Médicaments : Amine Tehraoui clarifie les achats publics et la politique pharmaceutique

Amine Tehraoui, ministre de la Santé et de la Protection Sociale (MSPS), a défendu devant la Commission des secteurs sociaux du Parlement, ce 17 novembre, la transparence des achats publics et la solidité du cadre réglementaire qui encadre la politique du médicament.

Le ministre a rappelé que sa présence répond à une démarche volontaire, motivée par le respect du rôle constitutionnel de contrôle et par la volonté d’exposer les faits avec clarté.

Dès l’ouverture de son intervention, Tehraoui a insisté sur la nécessité d’un débat institutionnel apaisé autour des marchés publics et des autorisations pharmaceutiques. Il a affirmé que la commission reste l’espace naturel pour examiner les accusations de conflit d’intérêts et pour discuter des procédures encadrant les produits de santé.

Il a également rappelé que la réforme de la santé constitue un pilier de l’État social, et qu’elle exige un discours responsable, loin des surenchères.

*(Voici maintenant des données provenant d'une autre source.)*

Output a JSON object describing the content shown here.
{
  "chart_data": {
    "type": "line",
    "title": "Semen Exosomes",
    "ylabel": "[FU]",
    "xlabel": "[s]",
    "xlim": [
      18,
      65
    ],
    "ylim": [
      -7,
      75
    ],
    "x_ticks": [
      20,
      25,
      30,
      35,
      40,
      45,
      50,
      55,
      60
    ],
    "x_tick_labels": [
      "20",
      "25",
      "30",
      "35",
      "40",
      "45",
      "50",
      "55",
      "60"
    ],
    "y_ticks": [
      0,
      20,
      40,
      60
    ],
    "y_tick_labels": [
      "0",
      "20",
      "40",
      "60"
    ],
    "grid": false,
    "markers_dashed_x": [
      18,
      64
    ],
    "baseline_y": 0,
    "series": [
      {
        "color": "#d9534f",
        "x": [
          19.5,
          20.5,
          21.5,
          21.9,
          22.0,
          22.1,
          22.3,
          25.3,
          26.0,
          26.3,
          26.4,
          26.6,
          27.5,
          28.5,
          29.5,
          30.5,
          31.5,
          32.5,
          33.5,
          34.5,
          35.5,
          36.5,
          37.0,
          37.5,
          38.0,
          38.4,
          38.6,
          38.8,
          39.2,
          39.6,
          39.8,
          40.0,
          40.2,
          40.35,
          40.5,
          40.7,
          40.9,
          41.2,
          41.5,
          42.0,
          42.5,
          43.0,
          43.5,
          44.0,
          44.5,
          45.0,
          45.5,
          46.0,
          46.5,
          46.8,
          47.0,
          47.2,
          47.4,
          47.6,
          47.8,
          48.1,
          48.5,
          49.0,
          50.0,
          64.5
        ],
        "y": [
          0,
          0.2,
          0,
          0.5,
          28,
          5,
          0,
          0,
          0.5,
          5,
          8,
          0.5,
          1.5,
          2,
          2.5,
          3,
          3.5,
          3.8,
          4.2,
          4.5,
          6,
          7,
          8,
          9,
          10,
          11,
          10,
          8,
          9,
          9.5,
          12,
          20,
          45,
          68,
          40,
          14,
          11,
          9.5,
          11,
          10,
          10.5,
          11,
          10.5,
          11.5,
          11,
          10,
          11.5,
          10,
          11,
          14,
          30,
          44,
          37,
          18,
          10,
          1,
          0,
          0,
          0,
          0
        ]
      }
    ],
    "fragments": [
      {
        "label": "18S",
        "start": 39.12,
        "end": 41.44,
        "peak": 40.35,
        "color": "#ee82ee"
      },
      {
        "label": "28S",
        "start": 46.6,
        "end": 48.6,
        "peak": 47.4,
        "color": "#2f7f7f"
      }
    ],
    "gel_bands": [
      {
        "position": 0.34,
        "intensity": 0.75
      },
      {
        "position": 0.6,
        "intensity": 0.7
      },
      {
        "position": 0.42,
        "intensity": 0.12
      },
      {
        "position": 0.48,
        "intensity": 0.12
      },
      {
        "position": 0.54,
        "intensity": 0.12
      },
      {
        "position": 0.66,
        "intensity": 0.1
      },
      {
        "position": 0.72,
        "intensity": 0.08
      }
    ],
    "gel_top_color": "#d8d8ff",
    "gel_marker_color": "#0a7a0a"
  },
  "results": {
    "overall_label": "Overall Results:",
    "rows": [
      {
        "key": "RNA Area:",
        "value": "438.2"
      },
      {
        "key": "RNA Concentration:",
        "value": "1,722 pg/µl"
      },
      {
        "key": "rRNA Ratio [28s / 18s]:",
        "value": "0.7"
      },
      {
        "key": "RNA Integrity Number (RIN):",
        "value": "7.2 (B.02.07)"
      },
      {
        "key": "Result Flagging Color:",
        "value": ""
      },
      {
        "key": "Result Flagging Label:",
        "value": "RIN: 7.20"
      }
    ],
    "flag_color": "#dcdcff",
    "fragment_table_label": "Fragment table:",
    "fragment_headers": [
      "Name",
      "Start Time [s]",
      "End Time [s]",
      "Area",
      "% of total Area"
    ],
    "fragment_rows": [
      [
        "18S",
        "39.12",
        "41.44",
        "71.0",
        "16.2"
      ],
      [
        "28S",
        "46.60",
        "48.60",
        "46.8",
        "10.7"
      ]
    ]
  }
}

Clarifications sur les conflits d’intérêts

Amine Tehraoui a assuré que toutes les commandes de médicaments passent par le code des marchés publics. Les appels d’offres sont publiés sur la plateforme nationale et contrôlés par le ministère des Finances. Il a souligné que ce cadre rend impossible toute décision individuelle dans l’attribution des marchés.

À propos de la polémique sur le potassium, il a précisé que le marché a été attribué à un fabricant marocain, après un appel d’offres strict, et non à un importateur disposant d’un permis provisoire, comme avancé dans certains discours.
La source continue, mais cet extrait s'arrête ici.